This robot can navigate while keeping its balance

Isaac Sim Robotics

Design and simulation of a two-wheeled inverted pendulum trained using reinforcement learning in NVIDIA Isaac Lab to maintain balance and navigate. This project is a collaboration with a master's candidate from the Institute of Smart Systems and Artificial Intelligence, Nazarbayev University.

The Problem

Mohammad Shoaib Babar is a master's candidate conducting research on enabling a two-wheeled inverted pendulum robot to balance and perform simple movements (such as moving forward and backward) using Isaac Sim and Isaac Lab. He needed guidance in building the training pipeline necessary for his project and graduation. Fortunately, I was able to significantly speed up his progress by helping him set up all the scripts related to simulation, training, and testing.

Since this work is part of an ongoing research project (at the time of writing this blog), I’m presenting a spin-off of our collaboration, showcasing results with my own two-wheeled inverted pendulum robot.

Using plain Deep Reinforcement Learning

The robot must learn to balance itself, orient toward a goal, and move without falling. Deep Reinforcement Learning (DRL) enables this by letting the robot learn from trial and error—similar to how a child learns through experiences.

For instance, imagine a child trying to avoid eating lunch and running away, only to get hit by a sandal thrown by their mom—a humorous but illustrative negative reward. The next time, the child eats the food and receives no negative response. This learning through rewards and punishments is how DRL functions.

Initially, I attempted to train the robot to do everything—balance, navigate, and stop at the goal—in a single session. However, this failed due to the limited learning capacity of the robot’s neural network.

Curriculum Learning

The solution was to divide the problem into simpler tasks and train the robot step by step—a technique called curriculum learning. The idea is to use the results of the first stage of training (e.g., balancing) to help with the next stage (e.g., navigating).

The robot’s sensors play a key role in this process.

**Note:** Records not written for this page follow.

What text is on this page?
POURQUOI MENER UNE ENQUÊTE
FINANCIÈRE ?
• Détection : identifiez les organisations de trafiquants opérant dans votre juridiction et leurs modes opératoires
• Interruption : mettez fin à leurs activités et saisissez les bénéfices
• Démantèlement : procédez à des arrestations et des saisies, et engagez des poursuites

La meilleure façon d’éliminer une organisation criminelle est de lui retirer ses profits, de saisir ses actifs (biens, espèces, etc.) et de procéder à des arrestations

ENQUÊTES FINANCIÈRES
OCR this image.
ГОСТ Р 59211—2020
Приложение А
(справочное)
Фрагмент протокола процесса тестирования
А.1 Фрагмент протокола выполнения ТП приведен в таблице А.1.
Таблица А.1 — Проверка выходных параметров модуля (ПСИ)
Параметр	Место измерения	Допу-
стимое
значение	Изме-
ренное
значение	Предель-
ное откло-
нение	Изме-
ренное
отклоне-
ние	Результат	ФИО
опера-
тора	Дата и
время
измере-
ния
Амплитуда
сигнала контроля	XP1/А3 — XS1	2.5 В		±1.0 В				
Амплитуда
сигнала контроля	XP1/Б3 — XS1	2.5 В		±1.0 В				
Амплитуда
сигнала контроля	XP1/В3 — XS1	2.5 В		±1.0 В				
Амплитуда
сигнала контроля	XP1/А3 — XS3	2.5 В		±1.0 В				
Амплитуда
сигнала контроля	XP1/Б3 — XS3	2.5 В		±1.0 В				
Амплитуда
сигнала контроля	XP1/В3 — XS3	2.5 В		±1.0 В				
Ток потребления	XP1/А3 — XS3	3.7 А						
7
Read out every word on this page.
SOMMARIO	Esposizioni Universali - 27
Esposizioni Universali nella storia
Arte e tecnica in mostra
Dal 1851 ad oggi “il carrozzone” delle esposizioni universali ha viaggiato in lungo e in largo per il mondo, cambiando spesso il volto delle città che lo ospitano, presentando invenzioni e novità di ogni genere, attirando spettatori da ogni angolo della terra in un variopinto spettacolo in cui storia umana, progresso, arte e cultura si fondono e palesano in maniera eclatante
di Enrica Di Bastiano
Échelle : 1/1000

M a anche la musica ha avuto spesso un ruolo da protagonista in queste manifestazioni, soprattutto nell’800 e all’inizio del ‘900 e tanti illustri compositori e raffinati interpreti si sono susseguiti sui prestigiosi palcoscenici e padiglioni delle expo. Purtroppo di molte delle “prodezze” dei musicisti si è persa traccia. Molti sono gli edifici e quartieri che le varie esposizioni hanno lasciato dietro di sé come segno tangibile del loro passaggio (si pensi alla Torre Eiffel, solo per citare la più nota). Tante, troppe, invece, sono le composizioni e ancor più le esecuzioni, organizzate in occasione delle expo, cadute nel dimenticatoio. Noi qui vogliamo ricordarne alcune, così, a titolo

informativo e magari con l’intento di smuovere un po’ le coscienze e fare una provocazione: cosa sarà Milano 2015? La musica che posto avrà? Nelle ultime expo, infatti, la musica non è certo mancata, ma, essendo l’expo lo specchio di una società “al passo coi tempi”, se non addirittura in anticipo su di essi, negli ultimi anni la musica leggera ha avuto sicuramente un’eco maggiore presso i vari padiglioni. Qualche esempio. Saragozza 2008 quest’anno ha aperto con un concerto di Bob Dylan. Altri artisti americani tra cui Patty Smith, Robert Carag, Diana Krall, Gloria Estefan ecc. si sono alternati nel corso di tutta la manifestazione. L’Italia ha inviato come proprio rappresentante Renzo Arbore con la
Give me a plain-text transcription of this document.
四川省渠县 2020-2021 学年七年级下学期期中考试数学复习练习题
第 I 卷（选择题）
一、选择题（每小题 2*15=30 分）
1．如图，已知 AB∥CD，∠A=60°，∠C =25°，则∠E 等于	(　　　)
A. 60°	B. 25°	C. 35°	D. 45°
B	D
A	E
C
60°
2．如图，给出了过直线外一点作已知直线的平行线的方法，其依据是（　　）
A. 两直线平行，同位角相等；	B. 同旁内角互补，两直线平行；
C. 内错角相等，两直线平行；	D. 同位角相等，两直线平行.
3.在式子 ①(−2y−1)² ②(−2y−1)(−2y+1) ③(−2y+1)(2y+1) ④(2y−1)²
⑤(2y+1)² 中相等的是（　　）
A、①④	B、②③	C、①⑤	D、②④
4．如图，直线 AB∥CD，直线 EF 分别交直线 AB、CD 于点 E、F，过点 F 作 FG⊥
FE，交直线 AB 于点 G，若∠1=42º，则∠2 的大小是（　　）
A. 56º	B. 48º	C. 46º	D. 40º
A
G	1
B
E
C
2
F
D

They provide feedback about the consequences of its actions, allowing us to guide its learning more effectively.

Each stage builds on the previous one. This allows the neural network to compete and prioritize among different behaviors, gradually solidifying the most useful ones.

Navigation

With the robot trained to move, the next challenge was navigating in realistic environments. For this, I created a virtual house using Unreal Engine 5, which integrates smoothly with IsaacSim.

IsaacSim provides tools for generating occupancy maps of environments. These maps are then used with the A* algorithm to generate paths.

The paths from A* are smoothed using Bezier curves and then damped to create goal points the robot can follow naturally, enabling it to move fluidly through complex environments.

Results

The robot can successfully move from one point to another without falling. More impressively, it can follow predefined paths through a house, navigating around furniture and tight corners.

This blog marks the first phase of a larger project. The next stage will involve transferring everything from simulation to a real robot—a challenging but exciting Sim2Real transition.